Understanding the evolution and functioning of pandemic Vibrio cholerae is critically important, as it causes cholera, which affects millions of people annually and claims tens of thousands of lives. Beyond its public health relevance, the pandemic lineage of V. cholerae is fascinating from a genomic perspective: it carries a phage-encoded toxin, four virulence-associated genomic islands (now understood to also function as defense islands), typically lacks plasmids, and has two chromosomes! V. cholerae is probably the most prominent bacterial species with two chromosomes and its bipartite genome structure has been widely studied.

The more surprised we were therefore to discover that 58 of the 467 clinical V. cholerae genomes we sequenced assembled into a single circular contig! These isolates were collected as part of a decade-long household transmission study led by Prof. Firdausi Qadri and her team at icddr,b in Dhaka, Bangladesh, where cholera is endemic. Our goal was to long-read sequence 10 isolates per patient to study within-host and within-household evolution during transmitted cholera infections. Initially, we did not focus our analysis on these large contigs as we suspected them to arise from misassembly. However, after further bioinformatic checks did not give us evidence for misassembly we seeked for alternative verification. Ana Weil’s team, with support from Gerry Smith and Randy Hyppa, performed a 60-hour (!) pulse-field gel electrophoresis, confirming the fusion of chromosomes.

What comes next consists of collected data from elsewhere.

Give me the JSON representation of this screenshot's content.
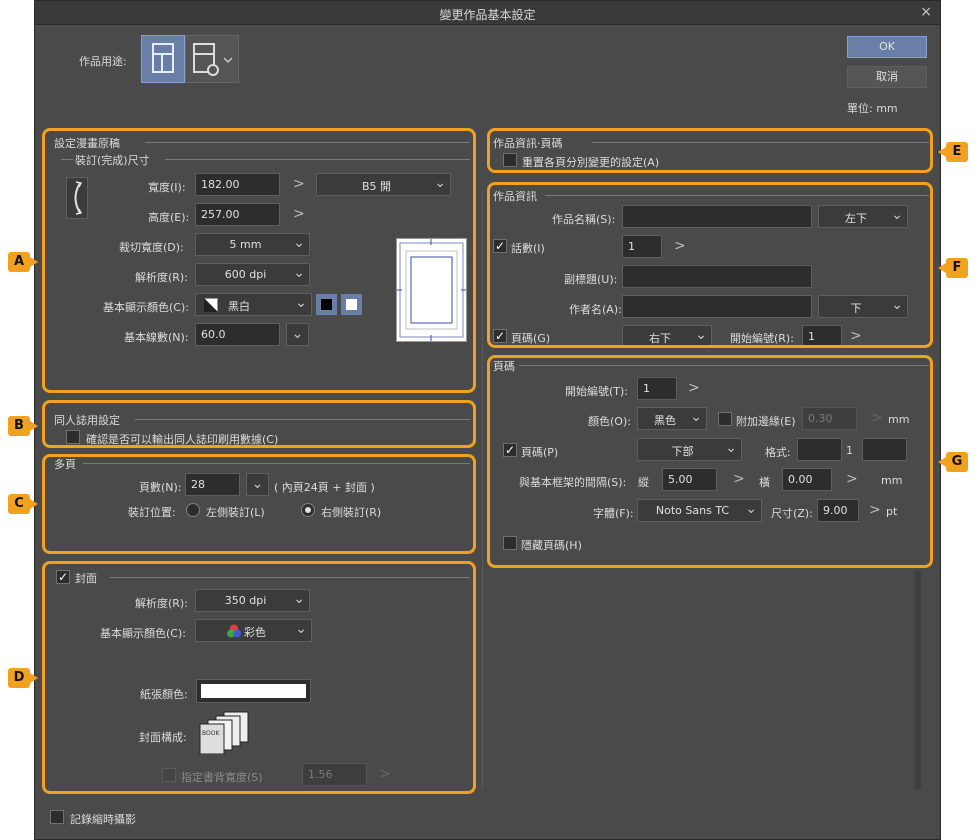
{
  "window": {
    "title": "變更作品基本設定",
    "close": "×"
  },
  "top": {
    "purpose_label": "作品用途:",
    "ok": "OK",
    "cancel": "取消",
    "unit": "單位: mm"
  },
  "markers": {
    "A": "A",
    "B": "B",
    "C": "C",
    "D": "D",
    "E": "E",
    "F": "F",
    "G": "G"
  },
  "manga": {
    "title": "設定漫畫原稿",
    "binding_title": "裝訂(完成)尺寸",
    "width_label": "寬度(I):",
    "width_value": "182.00",
    "height_label": "高度(E):",
    "height_value": "257.00",
    "preset": "B5 開",
    "bleed_label": "裁切寬度(D):",
    "bleed_value": "5 mm",
    "resolution_label": "解析度(R):",
    "resolution_value": "600 dpi",
    "color_label": "基本顯示顏色(C):",
    "color_value": "黑白",
    "lines_label": "基本線數(N):",
    "lines_value": "60.0",
    "arrow": ">"
  },
  "doujin": {
    "title": "同人誌用設定",
    "check_label": "確認是否可以輸出同人誌印刷用數據(C)"
  },
  "pages": {
    "title": "多頁",
    "count_label": "頁數(N):",
    "count_value": "28",
    "count_note": "( 內頁24頁 + 封面 )",
    "binding_label": "裝訂位置:",
    "left_label": "左側裝訂(L)",
    "right_label": "右側裝訂(R)"
  },
  "cover": {
    "title": "封面",
    "resolution_label": "解析度(R):",
    "resolution_value": "350 dpi",
    "color_label": "基本顯示顏色(C):",
    "color_value": "彩色",
    "paper_label": "紙張顏色:",
    "layout_label": "封面構成:",
    "spine_label": "指定書背寬度(S)",
    "spine_value": "1.56",
    "book_text": "BOOK",
    "arrow": ">"
  },
  "timelapse": {
    "label": "記錄縮時攝影"
  },
  "info_pages": {
    "title": "作品資訊‧頁碼",
    "check_label": "重置各頁分別變更的設定(A)"
  },
  "info": {
    "title": "作品資訊",
    "name_label": "作品名稱(S):",
    "name_pos": "左下",
    "episode_label": "話數(I)",
    "episode_value": "1",
    "subtitle_label": "副標題(U):",
    "author_label": "作者名(A):",
    "author_pos": "下",
    "pagenum_label": "頁碼(G)",
    "pagenum_pos": "右下",
    "start_label": "開始編號(R):",
    "start_value": "1",
    "arrow": ">"
  },
  "pagenum": {
    "title": "頁碼",
    "start_label": "開始編號(T):",
    "start_value": "1",
    "color_label": "顏色(O):",
    "color_value": "黑色",
    "border_label": "附加邊緣(E)",
    "border_value": "0.30",
    "border_unit": "mm",
    "page_label": "頁碼(P)",
    "page_pos": "下部",
    "format_label": "格式:",
    "format_mid": "1",
    "gap_label": "與基本框架的間隔(S):",
    "vert_label": "縱",
    "vert_value": "5.00",
    "horiz_label": "橫",
    "horiz_value": "0.00",
    "gap_unit": "mm",
    "font_label": "字體(F):",
    "font_value": "Noto Sans TC",
    "size_label": "尺寸(Z):",
    "size_value": "9.00",
    "size_unit": "pt",
    "hide_label": "隱藏頁碼(H)",
    "arrow": ">"
  },
  "colors": {
    "highlight": "#f2a11e",
    "accent": "#6a7fa8",
    "panel": "#4a4a4a"
  }
}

This exciting result raised several new questions, only some of which we cover in this manuscript: 

• How do the two chromosomes fuse? Probably via homologous recombination at a 12 kilobasepair long sequence which is shared between chromosome 1 and 2 prior to fusion. 
• How stable is chromosome fusion? Under laboratory conditions we find the fused chromosome to be stable  for more than 200 generations. Fused chromosomes also appear to be stable enough to be transmitted between patients within a household and potentially between households. 
• Was there one fusion event followed by clonal expansion or did chromosome fusion happen more than once? The isolates with a fused chromosome sit on clearly distinct branches of the phylogeny, suggesting at least four different fusion events. 
• Are there more fused chromosomes in public sequencing repositories? We find three additional potentially fused V. cholerae genomes. 
• Are there other potential fusion sites? We find that one of the virulence associated islands (VSP-I) is sometimes shared between the two chromosomes - whether it can actually serve as a fusion site we do not know. 
• Is there a phenotypic effect of fusion? We do not observe effects of chromosome fusion in terms of growth, biofilm formation, nor expression of the most prominent virulence factors.

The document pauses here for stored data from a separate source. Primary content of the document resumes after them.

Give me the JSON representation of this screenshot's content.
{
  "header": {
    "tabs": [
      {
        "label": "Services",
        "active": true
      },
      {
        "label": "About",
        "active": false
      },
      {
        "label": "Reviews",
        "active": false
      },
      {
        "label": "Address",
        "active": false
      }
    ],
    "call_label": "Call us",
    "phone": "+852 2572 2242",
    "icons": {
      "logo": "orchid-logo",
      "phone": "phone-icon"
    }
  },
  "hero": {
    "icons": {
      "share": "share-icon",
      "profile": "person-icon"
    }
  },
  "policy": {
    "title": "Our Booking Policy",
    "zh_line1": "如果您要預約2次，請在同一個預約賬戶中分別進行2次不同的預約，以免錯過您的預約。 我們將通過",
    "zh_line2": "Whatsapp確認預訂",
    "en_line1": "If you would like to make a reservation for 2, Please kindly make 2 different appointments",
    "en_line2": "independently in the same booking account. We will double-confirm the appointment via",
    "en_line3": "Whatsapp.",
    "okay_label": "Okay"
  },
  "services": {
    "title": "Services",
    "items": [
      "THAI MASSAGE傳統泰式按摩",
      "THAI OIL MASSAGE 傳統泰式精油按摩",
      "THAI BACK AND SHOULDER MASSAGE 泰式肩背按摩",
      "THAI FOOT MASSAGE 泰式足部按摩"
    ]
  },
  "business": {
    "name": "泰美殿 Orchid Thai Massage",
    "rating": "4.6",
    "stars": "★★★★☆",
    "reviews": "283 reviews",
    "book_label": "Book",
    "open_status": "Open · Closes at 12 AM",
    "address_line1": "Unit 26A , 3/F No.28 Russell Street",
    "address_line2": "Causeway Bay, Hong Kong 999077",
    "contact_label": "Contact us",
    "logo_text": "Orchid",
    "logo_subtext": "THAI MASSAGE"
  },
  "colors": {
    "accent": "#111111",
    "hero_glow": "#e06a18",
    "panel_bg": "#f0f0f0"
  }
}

Together, our findings suggest that chromosome fusion in V. cholerae, whose two chromosomes are regarded as one of the hallmarks of this species, is more common and stable than previously thought. Yet, the question of stability requires further investigations, as the results we present in this manuscript pose a conundrum: On one hand, we observed chromosome fusion to be stable under laboratory conditions and on the other hand we find closely related fused and non-fused chromosome strains isolated from the same patient and household, which would suggest a more dynamic chromosome fusion state. If the mechanism of fusion is indeed homologous recombination we would expect a balance between fusion and fission rather than stability. What stabilizes the fused chromosome in the lab? At what time scales do chromosomes fuse and un-fuse in vivo?

The phenotypic consequences of fusion also remain incompletely resolved. While no obvious phenotypic effects were observed, further work is needed to uncover more subtle impacts and to better understand the evolutionary forces maintaining a bipartite genome structure.

This project uncovered prevalent chromosome fusion in V. cholerae and challenges the long-standing view of the rigid bipartite genome structure of one of the most important human pathogens. This work was made possible only through the combined expertise of scientists in Bangladesh, the USA and Canada, with support from the Swiss National Science Foundation, which highlights that science is a truly global endeavour. International collaboration is essential to scientific progress, and in these times of increasing hostility and anti-science policies, it is more important than ever that researchers support one another across borders!